1. The U.S. total debt/GDP ratio is at a very high level and significant deleveraging is yet to come. This applies to Europe and the UK also.

2. Economic growth in the Western world is still very weak in spite of huge monetary and fiscal stimulus by the Fed and the ECB. In nominal and real terms, annually since 2009 the U.S. only grew by 3.9% and 2.3%respectively (while Europe grew by 1.6% and 0.5% respectively). In spite of this anemic growth, after-tax profit as a percentage of GDP in the U.S. is at the highest level of the last 60 years.

3. Inflation in the U.S. and Europe, after five years of huge fiscal stimulus, is still in the 1% area – and falling. We remind you that it took five years after the stock market crash in 1990 before Japan saw deflation – and this deflation continued for most of the following 19 years.

4. QE1, QE2 and QE3 have helped the financial markets but have not worked in the real economy. What happens when everyone realizes that the Fed and the ECB have no more bullets?

5. There is a monstrous real estate and construction bubble in China, which could burst anytime. It almost did in 2011 but China increased its credit growth significantly since then.

6. Reaching for yield continues everywhere, with junk debt at record low yields, emerging market debt in U.S. dollars at very low yields and corporate bonds at very low spreads. Many emerging market countries also have significant external debt in foreign currencies. All vulnerable to a ‘‘risk off’’ run on the bank!

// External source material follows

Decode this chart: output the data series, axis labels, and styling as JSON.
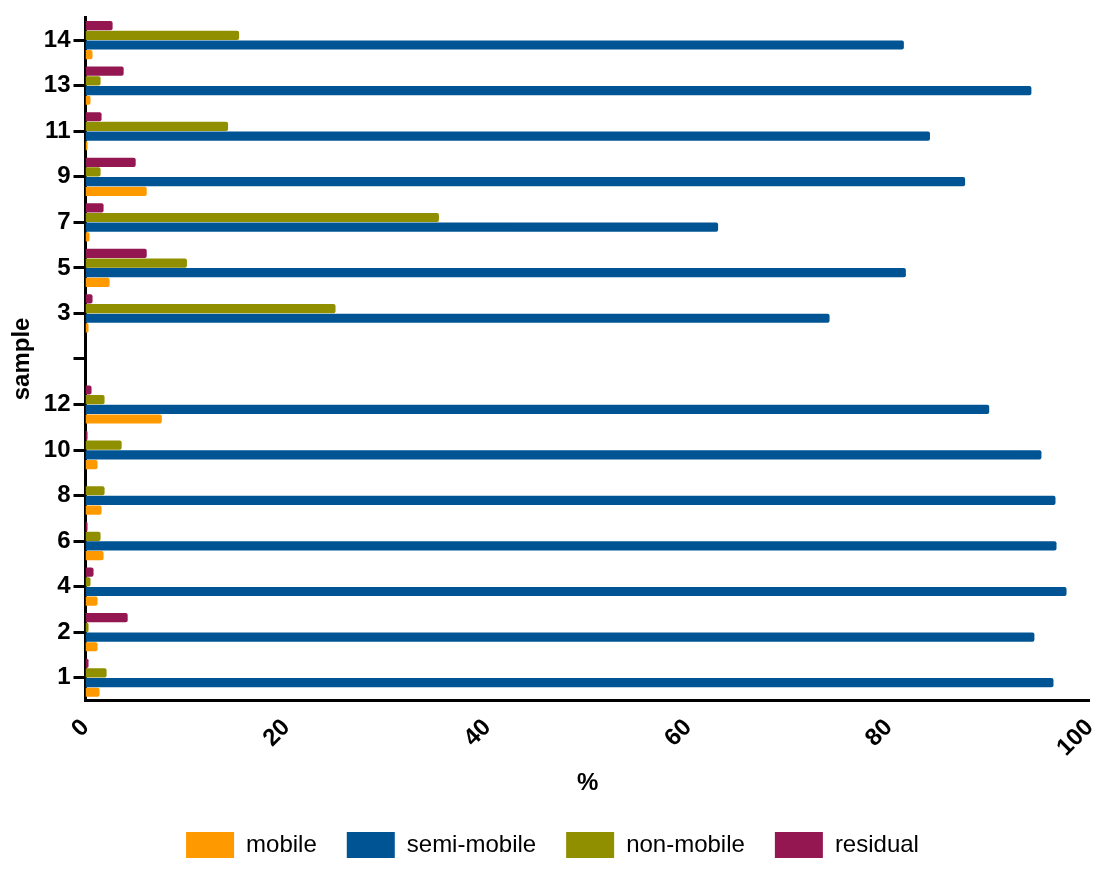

In the past four years Fairfax has had significant losses due to its hedging program while waiting for the “grand disconnect” from the fundamentals to disappear. The losses from his hedges, mostly unrealized, have been $3.9721 billion since 2010. He then compared his figures to his hedging losses of $498 million from 2003 to 2006. The hedging losses reversed into $4.658 billion in gains from 2007 to 2008.

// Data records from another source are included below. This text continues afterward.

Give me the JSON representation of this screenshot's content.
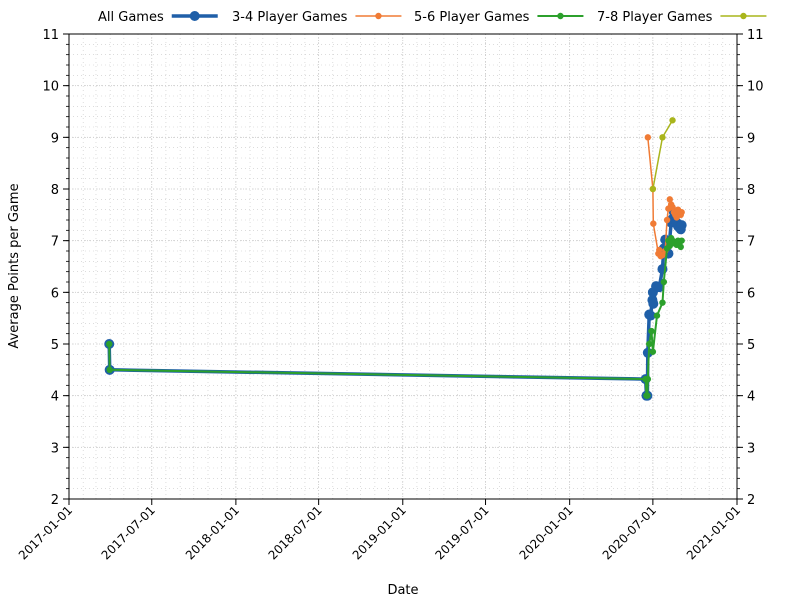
{
  "chart_data": {
    "type": "line",
    "xlabel": "Date",
    "ylabel": "Average Points per Game",
    "x_axis_type": "date",
    "xlim": [
      "2017-01-01",
      "2021-01-01"
    ],
    "ylim": [
      2,
      11
    ],
    "x_ticks": [
      "2017-01-01",
      "2017-07-01",
      "2018-01-01",
      "2018-07-01",
      "2019-01-01",
      "2019-07-01",
      "2020-01-01",
      "2020-07-01",
      "2021-01-01"
    ],
    "y_ticks": [
      2,
      3,
      4,
      5,
      6,
      7,
      8,
      9,
      10,
      11
    ],
    "grid": true,
    "legend_position": "top",
    "series": [
      {
        "name": "All Games",
        "color": "#1f5fa8",
        "x": [
          "2017-03-30",
          "2017-03-31",
          "2020-06-15",
          "2020-06-17",
          "2020-06-19",
          "2020-06-20",
          "2020-06-23",
          "2020-06-26",
          "2020-06-30",
          "2020-07-01",
          "2020-07-02",
          "2020-07-08",
          "2020-07-15",
          "2020-07-22",
          "2020-07-25",
          "2020-07-28",
          "2020-08-04",
          "2020-08-10",
          "2020-08-13",
          "2020-08-16",
          "2020-08-19",
          "2020-08-22",
          "2020-08-25",
          "2020-08-28",
          "2020-08-31",
          "2020-09-02"
        ],
        "y": [
          5.0,
          4.5,
          4.32,
          4.0,
          4.0,
          4.83,
          5.57,
          5.55,
          5.85,
          6.0,
          5.78,
          6.12,
          6.1,
          6.45,
          6.85,
          7.02,
          6.75,
          7.35,
          7.42,
          7.55,
          7.5,
          7.35,
          7.28,
          7.25,
          7.22,
          7.3
        ]
      },
      {
        "name": "3-4 Player Games",
        "color": "#f07b35",
        "x": [
          "2020-06-20",
          "2020-07-01",
          "2020-07-02",
          "2020-07-13",
          "2020-07-15",
          "2020-07-18",
          "2020-07-22",
          "2020-07-28",
          "2020-08-01",
          "2020-08-04",
          "2020-08-07",
          "2020-08-10",
          "2020-08-13",
          "2020-08-16",
          "2020-08-19",
          "2020-08-22",
          "2020-08-25",
          "2020-08-28",
          "2020-08-31",
          "2020-09-02"
        ],
        "y": [
          9.0,
          8.0,
          7.33,
          6.75,
          6.82,
          6.7,
          6.72,
          6.8,
          7.4,
          7.62,
          7.8,
          7.7,
          7.65,
          7.55,
          7.5,
          7.45,
          7.6,
          7.55,
          7.5,
          7.55
        ]
      },
      {
        "name": "5-6 Player Games",
        "color": "#2ca02c",
        "x": [
          "2017-03-30",
          "2017-03-31",
          "2020-06-15",
          "2020-06-17",
          "2020-06-19",
          "2020-06-20",
          "2020-06-23",
          "2020-06-28",
          "2020-07-01",
          "2020-07-10",
          "2020-07-22",
          "2020-07-25",
          "2020-08-01",
          "2020-08-04",
          "2020-08-07",
          "2020-08-10",
          "2020-08-13",
          "2020-08-16",
          "2020-08-19",
          "2020-08-22",
          "2020-08-25",
          "2020-08-28",
          "2020-08-31",
          "2020-09-02"
        ],
        "y": [
          5.0,
          4.5,
          4.32,
          4.0,
          4.0,
          4.32,
          5.0,
          5.25,
          4.85,
          5.55,
          5.8,
          6.2,
          6.85,
          7.0,
          6.9,
          7.05,
          7.0,
          6.95,
          6.97,
          6.92,
          7.0,
          6.95,
          6.88,
          7.0
        ]
      },
      {
        "name": "7-8 Player Games",
        "color": "#a9b51c",
        "x": [
          "2020-07-01",
          "2020-07-22",
          "2020-08-13"
        ],
        "y": [
          8.0,
          9.0,
          9.33
        ]
      }
    ]
  }
}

The time frames are now lining up. Watsa’s previous hedges took until the fifth year to materialize into gains. We are now in year five of his latest hedging program. If a downturn in the markets is heading our way, Fairfax Financial is positioned to better maintain its value. Using the symbol, FRFHF, Fairfax was up 9.5% compared to the S&P 500 being down 38.47%. FRFHF is the ordinary share that is priced in U.S. dollars.